Оничка задумалась. Правда, что "моего-то" нету. Потом, не сдаваясь и своему внезапному недоумению, сказала:

- Мужику нельзя сапоги из тряпочек шить.

- А я сошью ему из кожи, - похвалился Егорка.

Но он так и не собрался сшить кукольному мужу сапоги, зато хоть долго и шил, но сшил барина, всего из черной тряпочки, штаны и курточку из одного куска, с пояском из синей тесемочки, но блондина, со льном на голове. Только барин все еще стоит, сидеть он не может, штаны твердые, не сгибаются, и он босой.

Но, управляя действиями кукол, исполняя все их роли и монологи, Оничка сама все время действует. Она всегда что-либо шьет для кукол или делает новые. На этот раз, коль скоро есть уже и муж и хозяин, надумала она сделать и дитенка. Но для этого все-таки обратилась за согласием ко всему кукольному обществу:

- Хотите, я вам сошью ребеночка?

И так как все куклы молчат, она их еще раз спрашивает:

- А вам какого, мальчика либо девочку? - и тут же, уже не дожидаясь ответа, но угадывая общее желание всех кукол, она решает за них, - Хорошо, я сошью вам сперва девочку.

И пока она налаживала из белой тряпочки основу для куколки, Фенька, в обнимку со своей, до черноты зацелованною куклой, лежала тут же на полу и сопела, простуженным еще с зимы, носиком.

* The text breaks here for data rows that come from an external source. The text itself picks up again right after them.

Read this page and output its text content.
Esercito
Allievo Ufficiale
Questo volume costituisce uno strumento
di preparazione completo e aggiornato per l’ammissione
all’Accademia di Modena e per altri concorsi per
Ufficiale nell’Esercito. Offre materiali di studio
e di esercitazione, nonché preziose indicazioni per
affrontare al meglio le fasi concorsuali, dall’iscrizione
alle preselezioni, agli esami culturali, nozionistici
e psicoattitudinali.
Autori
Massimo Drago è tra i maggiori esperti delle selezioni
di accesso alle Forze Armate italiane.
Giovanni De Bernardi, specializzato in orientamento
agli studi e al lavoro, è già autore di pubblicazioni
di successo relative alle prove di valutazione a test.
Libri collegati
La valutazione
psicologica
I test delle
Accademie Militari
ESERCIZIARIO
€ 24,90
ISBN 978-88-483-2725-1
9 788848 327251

Егорка же набрался храбрости, открыл отцовский сундучок и стал в нем рыться. Оничка предупредила:

- Не трогай, тятенька заругается!

Но Егорка показал маленький кусочек кожи... Очень маленький, ничего из него нельзя сделать. Оничка молчанием дала согласие, тем более, что поняла: Егорка будет шить сапоги для барина. И уже сама достала из того же ящичка шило и строго сказала:

- Только не сломай!

Егорка нашел дратву и толстую иголку, и острый ножик с обломанным концом. Он работал напряженно, отвернувшись от сестры. Оничка все же увидела, что брат проколол себе шилом руку, но молчал, терпел, и тут же, чтобы кровь не пропала даром, покрасил ею желтый кусочек кожи в красный цвет. Сапожок будет красный, для барина же, не для простого мужика. Но закончить работу не удалось. В избу вошла мать, и Егорка спрятал и сапожок, и окровавленную руку под себя.

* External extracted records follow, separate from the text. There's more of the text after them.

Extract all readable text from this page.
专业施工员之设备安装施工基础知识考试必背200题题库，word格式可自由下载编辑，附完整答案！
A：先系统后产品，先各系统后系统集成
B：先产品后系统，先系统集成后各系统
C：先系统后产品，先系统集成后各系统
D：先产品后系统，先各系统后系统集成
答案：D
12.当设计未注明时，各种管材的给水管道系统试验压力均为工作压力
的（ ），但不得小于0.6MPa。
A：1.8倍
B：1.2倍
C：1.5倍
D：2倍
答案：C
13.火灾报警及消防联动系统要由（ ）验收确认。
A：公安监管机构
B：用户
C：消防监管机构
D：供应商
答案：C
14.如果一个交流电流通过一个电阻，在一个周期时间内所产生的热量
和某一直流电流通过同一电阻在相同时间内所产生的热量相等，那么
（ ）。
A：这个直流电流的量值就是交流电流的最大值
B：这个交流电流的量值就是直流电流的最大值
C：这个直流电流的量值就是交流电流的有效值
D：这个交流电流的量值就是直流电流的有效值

Оничка его не выдала. Заговор был общий.

Мать сняла с окон темные тряпки. В окошко смотрело красное, предзакатное солнце. Троицын День еще смеялся во всю ширину улицы и горел на окнах большого дома напротив, на крыльце которого бабушка Касьяниха сидела с внуками и что-то им бубнила грубым мужским голосом.

Оничка задвинула свой кукольный мирок тяжелым сундучком, чтобы никто, а тем более бестолковая Фенька, не разбудил его и не потревожил.

Уже было темно, когда Миколка, грязный и голодный, вернулся с рыбалки. Поймал трех чебаков да маленького окуня. Рыбки пойманы еще днем, почти что высохли. Требовали немедленной чистки и просились на сковородку. Елена их поджарила без масла, на сметане, а Миколка настоял, что это для отца и матери, а сам он предпочел яичницу на молоке, и чай с ватрушками, остатки праздничного обеда. Он жадно ел и подробно, горячо рассказывал о том, как у него с удочки "сорвался" матерый, красноперый язь.

- Ну, прямо с пол аршина!.. Удилище согнул в дугу, вот-вот сломается. Потом, как шлепнется в воду... Вот те Христос, не вру!

- Ну, ладно! - оборвала его Елена. - В пол аршина язей, поди и Христовы рыбаки не ловили.

Миколка надулся и замолчал. Не верите - не надо. Он и сам себе не верил. Обидно: целый день голодом, поймал три чебака... Если правду сказать, и тех не он поймал. Он поймал только окуня, а чебаков его товарищи, но отдали ему, чтобы на следующий раз Миколку отец опять отпустил с ними рыбачить. Язей и окуней, и щук в реке Убе сколько угодно. Когда-нибудь и язя поймает.